“Cardiac Scan” is a radar-based system that can identify the exact shape of a heart. It raises the bar when it comes to user authentication.
From vein scanning and brainprints right through to body odor identification, the use of biometric data is undoubtedly the big trend in the field of user identification. And now, a team from the University at Buffalo is taking the technology a step further. The researchers have developed a system that analyzes the size and shape of a person’s heart and uses the data to unlock their smartphone or log them into a computer.
This Cardiac Scan is intended to make the authentication process significantly more secure, as the scientists have demonstrated in a recent study. “No two people with identical hearts have ever been found,” explains Wenyao Xu, the lead author on the study. “And people’s hearts do not change shape, unless they suffer from serious heart disease,” Xu adds.
The technology uses a continuous wave radar that can measure a heart from up to 30 meters away and doesn’t require any physical contact to function.

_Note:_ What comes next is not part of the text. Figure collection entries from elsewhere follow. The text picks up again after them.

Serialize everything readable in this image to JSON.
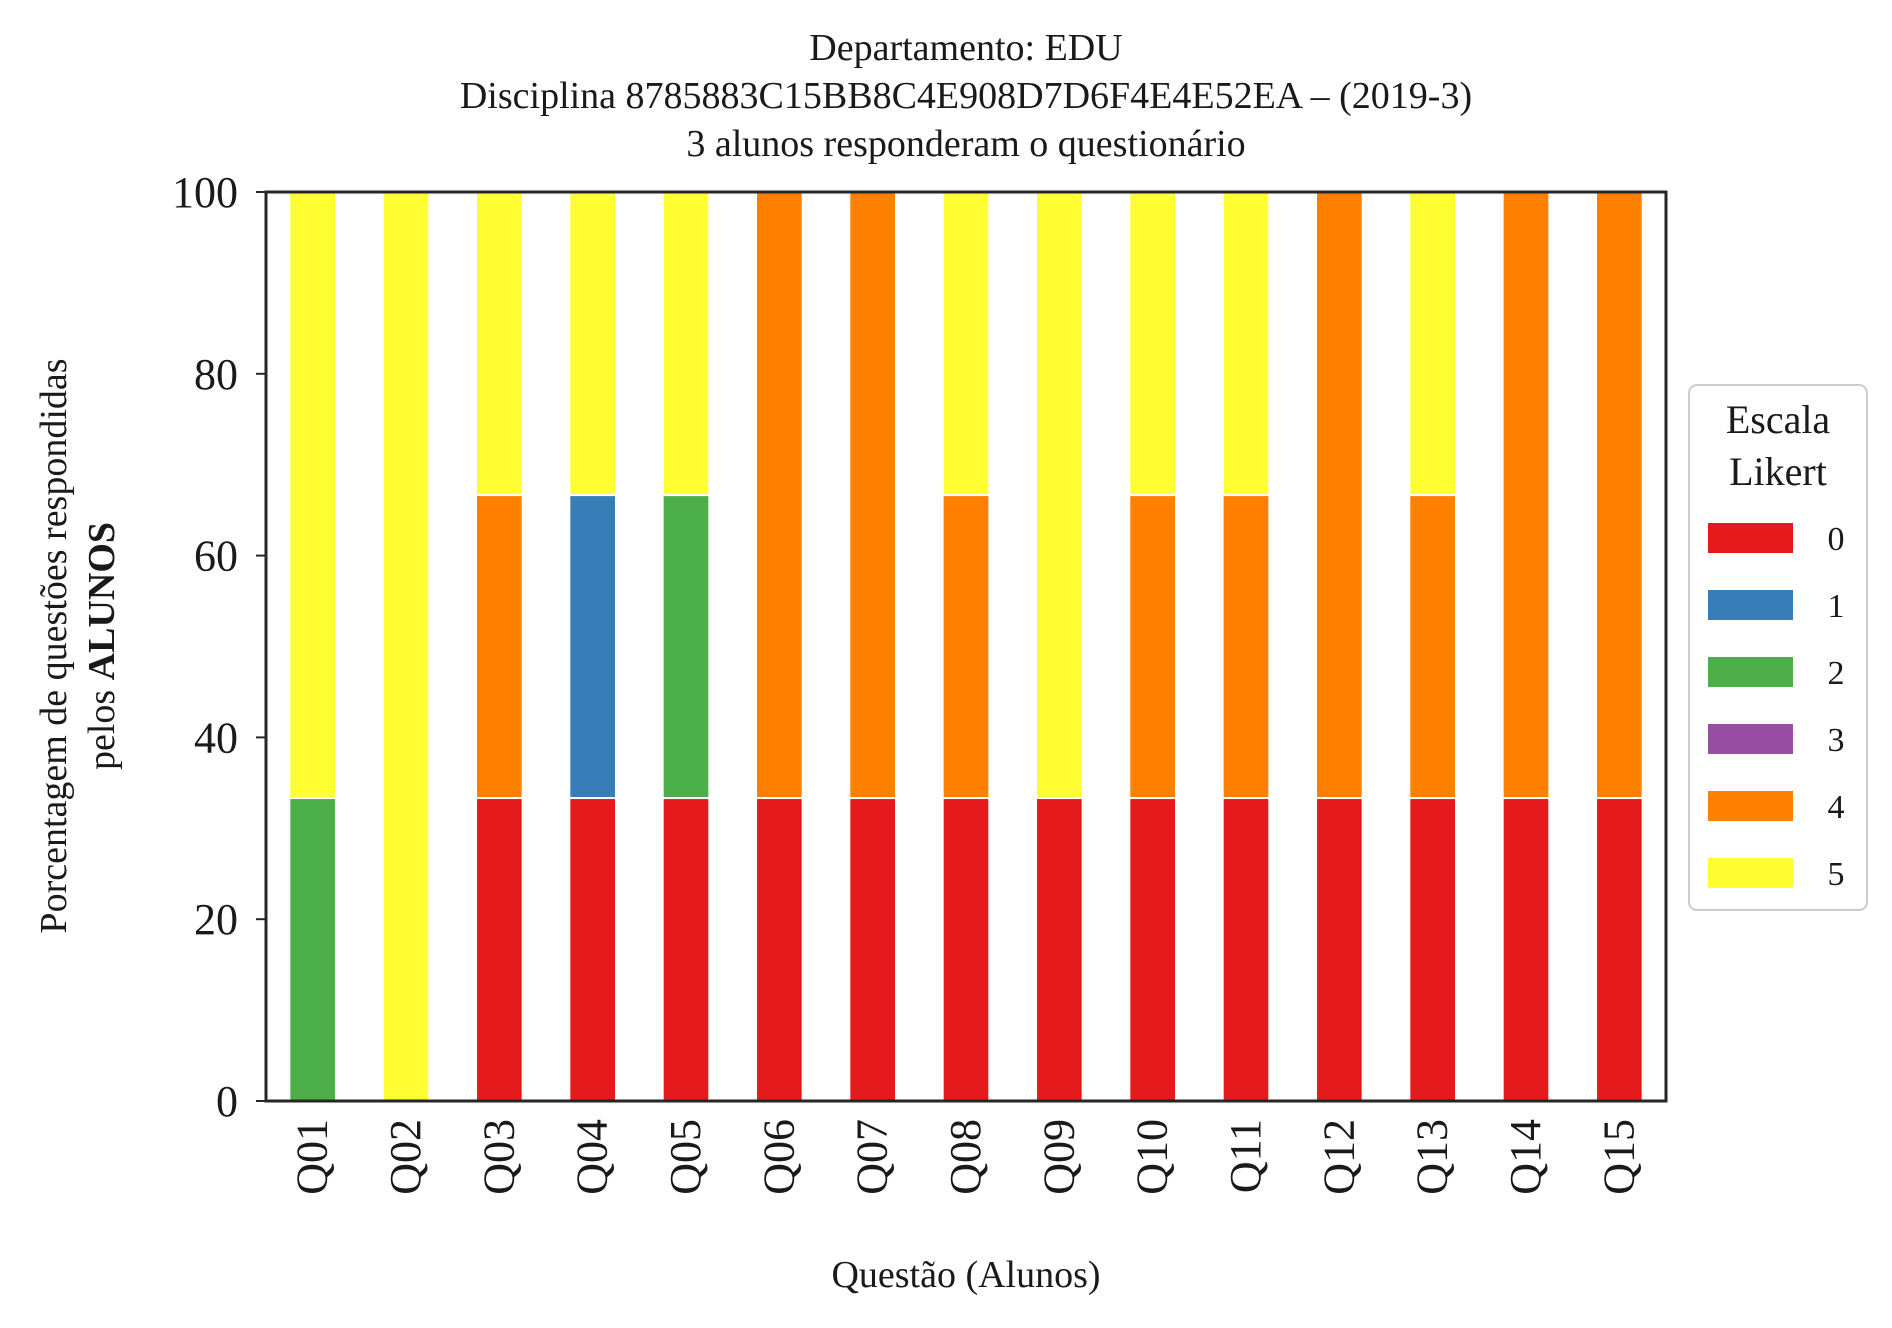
{
  "chart_data": {
    "type": "bar",
    "stacked": true,
    "title": [
      "Departamento: EDU",
      "Disciplina 8785883C15BB8C4E908D7D6F4E4E52EA – (2019-3)",
      "3 alunos responderam o questionário"
    ],
    "xlabel": "Questão (Alunos)",
    "ylabel_line1": "Porcentagem de questões respondidas",
    "ylabel_line2_prefix": "pelos ",
    "ylabel_line2_bold": "ALUNOS",
    "ylim": [
      0,
      100
    ],
    "yticks": [
      0,
      20,
      40,
      60,
      80,
      100
    ],
    "grid": false,
    "categories": [
      "Q01",
      "Q02",
      "Q03",
      "Q04",
      "Q05",
      "Q06",
      "Q07",
      "Q08",
      "Q09",
      "Q10",
      "Q11",
      "Q12",
      "Q13",
      "Q14",
      "Q15"
    ],
    "legend": {
      "title_line1": "Escala",
      "title_line2": "Likert",
      "placement": "center-right outside"
    },
    "series": [
      {
        "name": "0",
        "color": "#e41a1c",
        "values": [
          0,
          0,
          33.33,
          33.33,
          33.33,
          33.33,
          33.33,
          33.33,
          33.33,
          33.33,
          33.33,
          33.33,
          33.33,
          33.33,
          33.33
        ]
      },
      {
        "name": "1",
        "color": "#377eb8",
        "values": [
          0,
          0,
          0,
          33.33,
          0,
          0,
          0,
          0,
          0,
          0,
          0,
          0,
          0,
          0,
          0
        ]
      },
      {
        "name": "2",
        "color": "#4daf4a",
        "values": [
          33.33,
          0,
          0,
          0,
          33.33,
          0,
          0,
          0,
          0,
          0,
          0,
          0,
          0,
          0,
          0
        ]
      },
      {
        "name": "3",
        "color": "#984ea3",
        "values": [
          0,
          0,
          0,
          0,
          0,
          0,
          0,
          0,
          0,
          0,
          0,
          0,
          0,
          0,
          0
        ]
      },
      {
        "name": "4",
        "color": "#ff7f00",
        "values": [
          0,
          0,
          33.33,
          0,
          0,
          66.67,
          66.67,
          33.33,
          0,
          33.33,
          33.33,
          66.67,
          33.33,
          66.67,
          66.67
        ]
      },
      {
        "name": "5",
        "color": "#ffff33",
        "values": [
          66.67,
          100,
          33.33,
          33.33,
          33.33,
          0,
          0,
          33.33,
          66.67,
          33.33,
          33.33,
          0,
          33.33,
          0,
          0
        ]
      }
    ]
  }
}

For the initial scan, the system still currently needs approximately eight seconds to identify an organ accurately. Afterward, re-authentication takes place on a continuous basis, ensuring that the device is being used by the correct person at all times.
This means that the level of security offered by the system is significantly higher compared to previous methods, says Xu, since a process whereby the user only has to log in once is much easier to hack than a continuous authentication process. In the pilot study, in which 78 people took part, the Cardiac Scan’s identity verification system correctly identified the user in almost 99% of cases.
Cardiac Scan Poses Zero Health Risks
Users of the Cardiac Scan system don’t have to worry about any health risks. “The signal is considerably weaker than the radio waves emitted by a Wi-Fi network, for example,” says the scientist. At around five milliwatts, the device is said to emit less than one percent of the radiation produced by a conventional smartphone.
For the researchers, the next step is to reduce the size of their invention, since this is the only way to incorporate it into laptops, smartphones, and computer keyboards. Xu and his team have set themselves the ambitious goal of integrating the technology into all end devices in the future, as they believe data protection is every user’s top priority. The authors will present the results of their study at the upcoming Annual International Conference on Mobile Computing and Communication (MobiCom) in Utah.